Chief judge of the contest, Mrs. Aduke Gomez, said that hundreds of entries were handed over to the judges anonymously and their works were all judged without favouritism, as the judges unanimously agreed on both winners based on the quality of their writings.
Ikeogu Oke Wins 2017 NLNG Nigeria Prize for Literature
The Advisory Board of the Nigeria Prize for Literature, an annual competition sponsored by NLNG has announced Ikeogu Oke as the winner of the 2017 edition.
Mr. Ikeogu Oke receives a cash prize of $100,000. Ikeogu Oke’s collection of poems, The Heresiad, came tops from among 184 entries received for the competition.
Chairman of the Panel of Judges, Ernest Emenyonu said most writers in Nigeria are now portraying their creativity which is an improvement in the literary sector. He said the benchmarks for selecting the winner among the 184 entries which were in various sizes and had diverse themes were quality and validity of publication year. According to Ernest Emenyonu:
“The seriousness with which the NLNG literary prize is received by the teeming population of writers in Nigeria is a sign that the expectations of writers swing beyond the prize itself to that of portraying their creativity.
Oke’s poetry collection reveals a conscious manipulation of language and philosophy in the style that reminds us of the writings of great Greek writers of Homeric and Hellenistic periods.”
Mr. Oke was the standards editor and deputy editor (arts and culture) at the now rested NEXT newspaper. He holds a BA in English and Literary Studies from the University of Calabar, and an MA in Literature from the University of Nigeria, Nsukka.
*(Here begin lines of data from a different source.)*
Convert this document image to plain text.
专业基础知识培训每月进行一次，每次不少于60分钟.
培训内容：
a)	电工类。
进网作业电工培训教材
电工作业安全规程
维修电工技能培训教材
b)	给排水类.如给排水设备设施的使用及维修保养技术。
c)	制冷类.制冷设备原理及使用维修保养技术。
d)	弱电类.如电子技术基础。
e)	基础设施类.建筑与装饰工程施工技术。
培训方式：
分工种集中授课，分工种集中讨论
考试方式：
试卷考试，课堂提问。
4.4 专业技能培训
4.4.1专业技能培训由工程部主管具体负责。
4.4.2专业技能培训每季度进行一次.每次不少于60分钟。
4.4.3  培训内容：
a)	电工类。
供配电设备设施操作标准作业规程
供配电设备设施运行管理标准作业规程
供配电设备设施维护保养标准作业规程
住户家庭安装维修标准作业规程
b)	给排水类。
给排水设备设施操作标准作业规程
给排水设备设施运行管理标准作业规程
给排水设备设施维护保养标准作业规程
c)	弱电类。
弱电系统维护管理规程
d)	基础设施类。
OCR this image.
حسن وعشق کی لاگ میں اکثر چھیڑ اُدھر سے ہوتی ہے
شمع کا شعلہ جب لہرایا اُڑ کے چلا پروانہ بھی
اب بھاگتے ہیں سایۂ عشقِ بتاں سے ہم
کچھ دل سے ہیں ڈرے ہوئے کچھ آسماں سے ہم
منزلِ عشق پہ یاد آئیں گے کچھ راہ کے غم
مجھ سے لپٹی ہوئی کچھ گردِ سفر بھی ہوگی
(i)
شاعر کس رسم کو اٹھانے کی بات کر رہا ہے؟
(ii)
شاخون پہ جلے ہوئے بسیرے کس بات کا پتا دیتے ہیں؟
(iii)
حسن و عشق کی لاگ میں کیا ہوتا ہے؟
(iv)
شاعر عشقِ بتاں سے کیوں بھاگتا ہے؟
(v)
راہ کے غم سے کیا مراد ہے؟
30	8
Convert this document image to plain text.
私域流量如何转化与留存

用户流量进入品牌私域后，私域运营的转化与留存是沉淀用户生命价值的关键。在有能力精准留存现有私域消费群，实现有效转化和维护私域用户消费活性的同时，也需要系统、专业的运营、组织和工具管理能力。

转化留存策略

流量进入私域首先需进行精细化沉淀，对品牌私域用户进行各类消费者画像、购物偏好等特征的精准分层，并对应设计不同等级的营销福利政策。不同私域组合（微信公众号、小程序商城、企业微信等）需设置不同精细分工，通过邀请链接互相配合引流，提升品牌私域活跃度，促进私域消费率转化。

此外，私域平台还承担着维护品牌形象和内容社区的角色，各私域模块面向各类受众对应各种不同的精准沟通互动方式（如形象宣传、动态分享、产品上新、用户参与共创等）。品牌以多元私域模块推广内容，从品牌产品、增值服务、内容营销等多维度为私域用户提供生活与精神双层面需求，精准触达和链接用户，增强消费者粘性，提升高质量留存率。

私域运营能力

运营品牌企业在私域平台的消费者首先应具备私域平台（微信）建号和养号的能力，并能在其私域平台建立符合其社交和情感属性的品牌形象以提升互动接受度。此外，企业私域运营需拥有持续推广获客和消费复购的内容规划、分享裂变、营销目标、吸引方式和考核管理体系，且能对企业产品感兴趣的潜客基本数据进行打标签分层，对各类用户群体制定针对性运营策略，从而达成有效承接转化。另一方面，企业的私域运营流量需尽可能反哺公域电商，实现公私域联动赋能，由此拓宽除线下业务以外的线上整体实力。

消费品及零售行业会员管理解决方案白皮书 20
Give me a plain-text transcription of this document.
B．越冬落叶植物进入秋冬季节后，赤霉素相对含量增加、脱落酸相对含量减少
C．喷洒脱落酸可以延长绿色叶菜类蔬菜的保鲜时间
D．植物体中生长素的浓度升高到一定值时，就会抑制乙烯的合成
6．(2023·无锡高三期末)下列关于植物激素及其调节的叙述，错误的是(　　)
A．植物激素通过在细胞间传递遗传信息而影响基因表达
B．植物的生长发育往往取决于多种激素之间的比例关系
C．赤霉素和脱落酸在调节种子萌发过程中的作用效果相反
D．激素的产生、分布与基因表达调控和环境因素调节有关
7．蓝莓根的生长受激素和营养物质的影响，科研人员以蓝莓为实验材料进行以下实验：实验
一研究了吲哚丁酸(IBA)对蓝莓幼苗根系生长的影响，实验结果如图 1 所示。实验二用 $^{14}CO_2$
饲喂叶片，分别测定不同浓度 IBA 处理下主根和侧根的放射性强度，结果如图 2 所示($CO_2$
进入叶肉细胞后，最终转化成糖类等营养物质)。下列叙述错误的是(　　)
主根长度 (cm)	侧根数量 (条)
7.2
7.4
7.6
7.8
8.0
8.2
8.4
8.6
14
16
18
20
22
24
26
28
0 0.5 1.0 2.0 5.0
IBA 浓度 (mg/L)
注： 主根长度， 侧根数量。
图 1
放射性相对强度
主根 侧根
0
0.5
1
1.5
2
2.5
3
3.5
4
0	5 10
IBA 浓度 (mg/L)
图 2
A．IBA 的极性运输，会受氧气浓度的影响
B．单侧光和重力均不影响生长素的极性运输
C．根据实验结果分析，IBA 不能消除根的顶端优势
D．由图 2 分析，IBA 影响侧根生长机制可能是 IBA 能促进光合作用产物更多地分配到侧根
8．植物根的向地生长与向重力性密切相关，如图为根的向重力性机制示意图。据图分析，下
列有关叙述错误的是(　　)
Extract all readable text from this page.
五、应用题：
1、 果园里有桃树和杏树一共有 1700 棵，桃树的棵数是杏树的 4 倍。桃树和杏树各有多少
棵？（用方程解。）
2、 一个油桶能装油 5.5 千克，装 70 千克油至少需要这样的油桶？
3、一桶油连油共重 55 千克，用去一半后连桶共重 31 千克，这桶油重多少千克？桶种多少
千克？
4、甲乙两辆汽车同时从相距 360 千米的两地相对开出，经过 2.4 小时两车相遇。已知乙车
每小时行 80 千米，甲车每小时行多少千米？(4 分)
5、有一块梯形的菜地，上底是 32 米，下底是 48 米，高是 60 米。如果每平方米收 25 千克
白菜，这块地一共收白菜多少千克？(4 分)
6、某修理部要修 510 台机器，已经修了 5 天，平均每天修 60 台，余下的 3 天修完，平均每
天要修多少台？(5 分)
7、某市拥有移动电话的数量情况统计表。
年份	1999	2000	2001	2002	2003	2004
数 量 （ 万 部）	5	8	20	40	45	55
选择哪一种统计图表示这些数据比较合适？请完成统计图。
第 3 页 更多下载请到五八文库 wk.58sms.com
The number of entries for the 2017 edition exceeded the 2013 numbers in the same category, showing a six percent increase in the number of entries received and increasing interest in one of the biggest literary prizes in the world.
This has been the trend since 2005, the first time Poetry was in focus, and for which only 13 entries were received. The next four years would see an exponential growth in the number of entries with 160 entries in 2009 and 174 in 2013.